Rules everyone should follow
We first need to begin with some plan or routine, especially regarding money management. Here are some classic rules everyone should follow:
- Never risk more than 1% of your capital per trade
- Never risk more than 2% of your capital in a single week
- Never hold a position overnight that exceeds 4% of your current account size
While these rules may seem unattainable at first, they are all doable. So how do we meet these requirements? Many different strategies will allow you to accomplish this, such as cutting your losses quickly and scaling into trades with short positions. It is not an extensive list by any means, but it does give us something to start with.
Now that we have our goals set up for success, let’s talk about making them happen consistently. The best way to achieve consistency is by doing things the same way every time to know what to expect each time, and so your body does not have a chance to fail you.

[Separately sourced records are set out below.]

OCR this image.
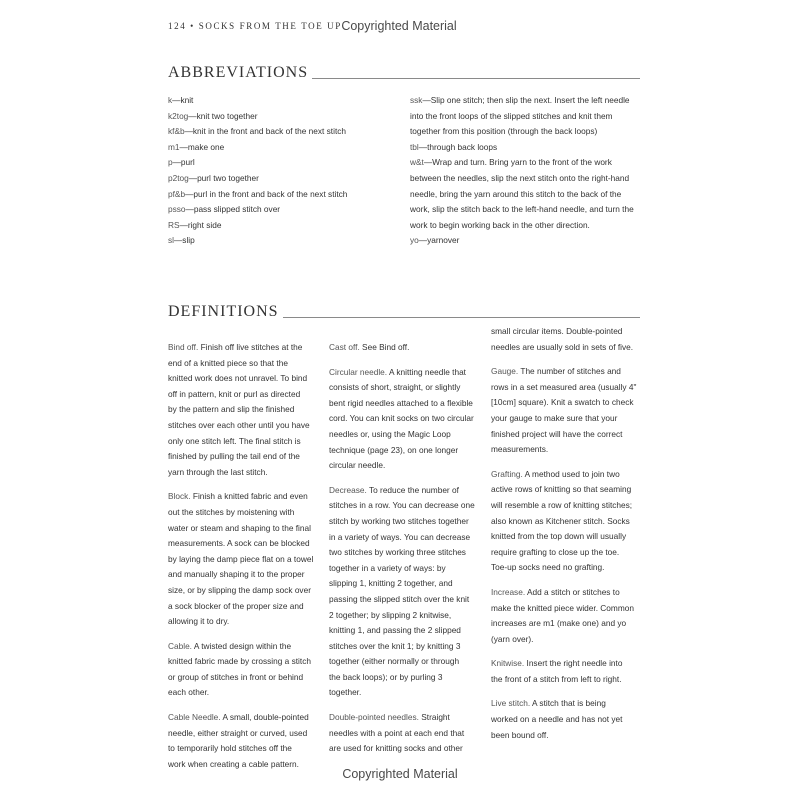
124 • SOCKS FROM THE TOE UP Copyrighted Material
ABBREVIATIONS
k—knit
k2tog—knit two together
kf&b—knit in the front and back of the next stitch
m1—make one
p—purl
p2tog—purl two together
pf&b—purl in the front and back of the next stitch
psso—pass slipped stitch over
RS—right side
sl—slip
ssk—Slip one stitch; then slip the next. Insert the left needle
into the front loops of the slipped stitches and knit them
together from this position (through the back loops)
tbl—through back loops
w&t—Wrap and turn. Bring yarn to the front of the work
between the needles, slip the next stitch onto the right-hand
needle, bring the yarn around this stitch to the back of the
work, slip the stitch back to the left-hand needle, and turn the
work to begin working back in the other direction.
yo—yarnover
DEFINITIONS
Bind off. Finish off live stitches at the
end of a knitted piece so that the
knitted work does not unravel. To bind
off in pattern, knit or purl as directed
by the pattern and slip the finished
stitches over each other until you have
only one stitch left. The final stitch is
finished by pulling the tail end of the
yarn through the last stitch.
Block. Finish a knitted fabric and even
out the stitches by moistening with
water or steam and shaping to the final
measurements. A sock can be blocked
by laying the damp piece flat on a towel
and manually shaping it to the proper
size, or by slipping the damp sock over
a sock blocker of the proper size and
allowing it to dry.
Cable. A twisted design within the
knitted fabric made by crossing a stitch
or group of stitches in front or behind
each other.
Cable Needle. A small, double-pointed
needle, either straight or curved, used
to temporarily hold stitches off the
work when creating a cable pattern.
Cast off. See Bind off.
Circular needle. A knitting needle that
consists of short, straight, or slightly
bent rigid needles attached to a flexible
cord. You can knit socks on two circular
needles or, using the Magic Loop
technique (page 23), on one longer
circular needle.
Decrease. To reduce the number of
stitches in a row. You can decrease one
stitch by working two stitches together
in a variety of ways. You can decrease
two stitches by working three stitches
together in a variety of ways: by
slipping 1, knitting 2 together, and
passing the slipped stitch over the knit
2 together; by slipping 2 knitwise,
knitting 1, and passing the 2 slipped
stitches over the knit 1; by knitting 3
together (either normally or through
the back loops); or by purling 3
together.
Double-pointed needles. Straight
needles with a point at each end that
are used for knitting socks and other
small circular items. Double-pointed
needles are usually sold in sets of five.
Gauge. The number of stitches and
rows in a set measured area (usually 4"
[10cm] square). Knit a swatch to check
your gauge to make sure that your
finished project will have the correct
measurements.
Grafting. A method used to join two
active rows of knitting so that seaming
will resemble a row of knitting stitches;
also known as Kitchener stitch. Socks
knitted from the top down will usually
require grafting to close up the toe.
Toe-up socks need no grafting.
Increase. Add a stitch or stitches to
make the knitted piece wider. Common
increases are m1 (make one) and yo
(yarn over).
Knitwise. Insert the right needle into
the front of a stitch from left to right.
Live stitch. A stitch that is being
worked on a needle and has not yet
been bound off.
Copyrighted Material
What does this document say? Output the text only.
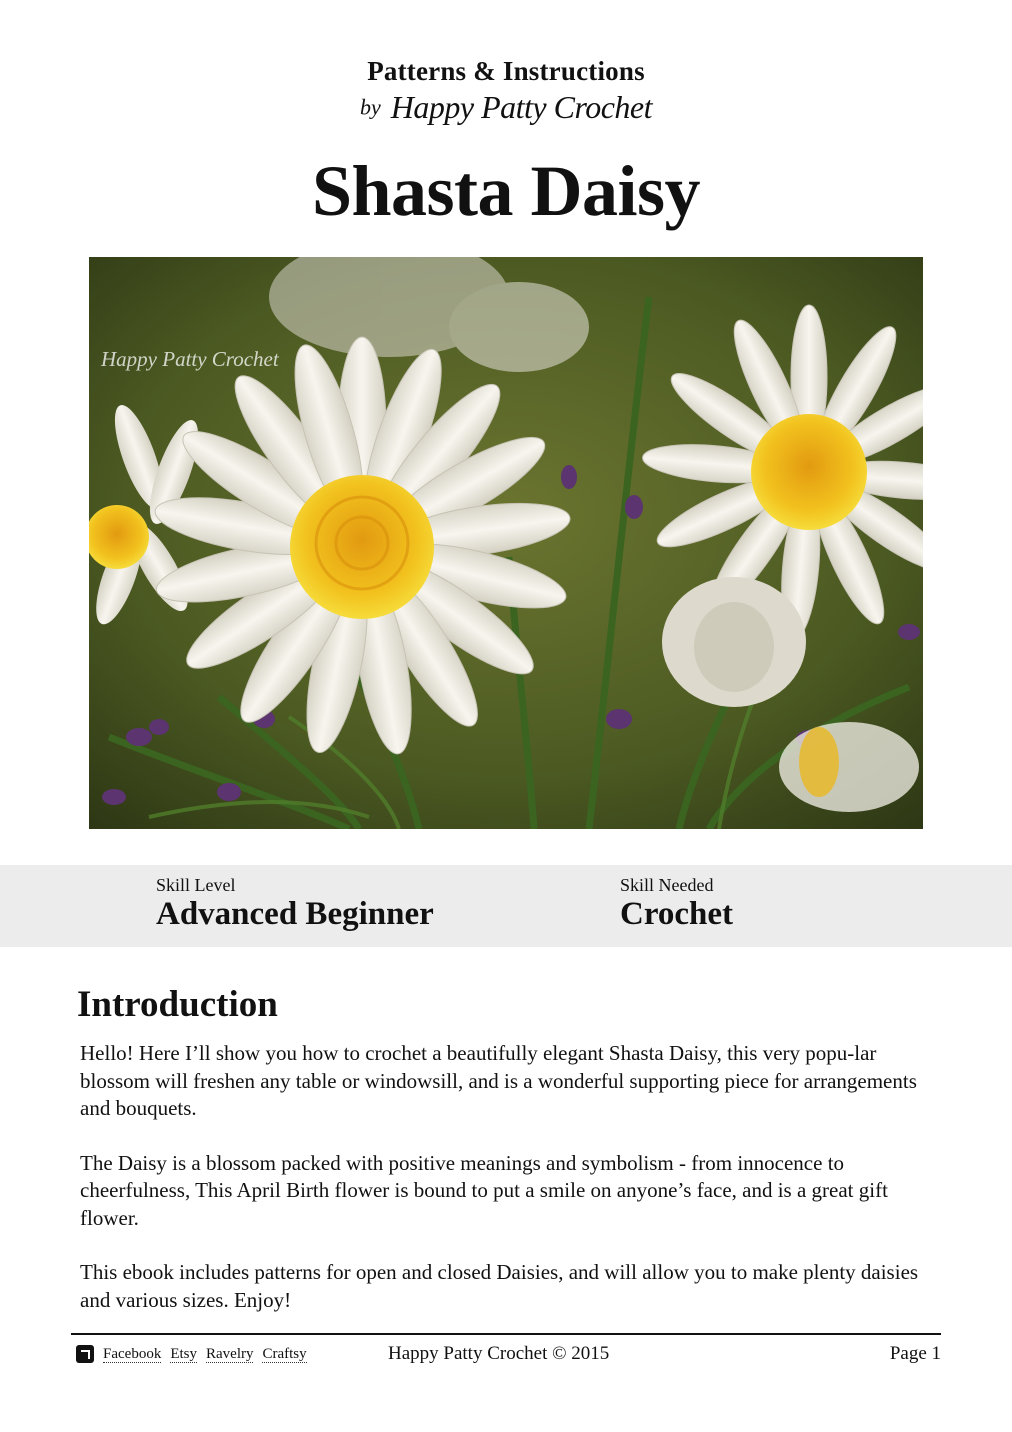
Patterns & Instructions
by Happy Patty Crochet
Shasta Daisy
Happy Patty Crochet
Skill Level
Advanced Beginner
Skill Needed
Crochet
Introduction

Hello! Here I’ll show you how to crochet a beautifully elegant Shasta Daisy, this very popu-lar blossom will freshen any table or windowsill, and is a wonderful supporting piece for arrangements and bouquets.

The Daisy is a blossom packed with positive meanings and symbolism - from innocence to cheerfulness, This April Birth flower is bound to put a smile on anyone’s face, and is a great gift flower.

This ebook includes patterns for open and closed Daisies, and will allow you to make plenty daisies and various sizes. Enjoy!

Facebook Etsy Ravelry Craftsy	Happy Patty Crochet © 2015	Page 1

For this reason alone, I highly recommend trading from the exact location each day. If, for whatever reason, that isn’t possible, then at the very least, make sure that you are using the same equipment each time.
Manage your emotions effectively
The next thing we want to learn is how to manage our emotions effectively. Many new currency traders make the mistake of getting too excited when they start making money, only to lose it all back again because they were over-trading. It’s a classic case of greed taking control and usually results in complete financial ruin.
The best way to avoid this is by learning how emotional responses work and fighting them every step of the way when you feel like you can’t take any more of a specific trade. The morning star candlestick formation is a great way to determine the probable outcome of the next trading day and help with money management and emotional control.
Trading consistently over time
The final (and most important) step in becoming consistent as a currency trader is being consistent. It means trading consistently over time, not just one day. So if your goal is to earn $100 each day, then do it every single day without fail- no excuses!
If that was easy for you, then try raising the stakes. To achieve consistency at its highest level, consider either going all-in on a particular strategy by putting everything into your trading account or cutting back drastically on expenses to have more leeway in your trading.
Of course, the idea behind all of this is to make currency trading an integral part of your daily life. If you are not consistent in this, you will never be able to succeed at it. The great thing about currency trading, though, is that even small profits add up over time to become powerful results, so everything starts little by little together.
So if you’ve made it this far, know that you are already on the path towards becoming consistent as a currency trader- good luck!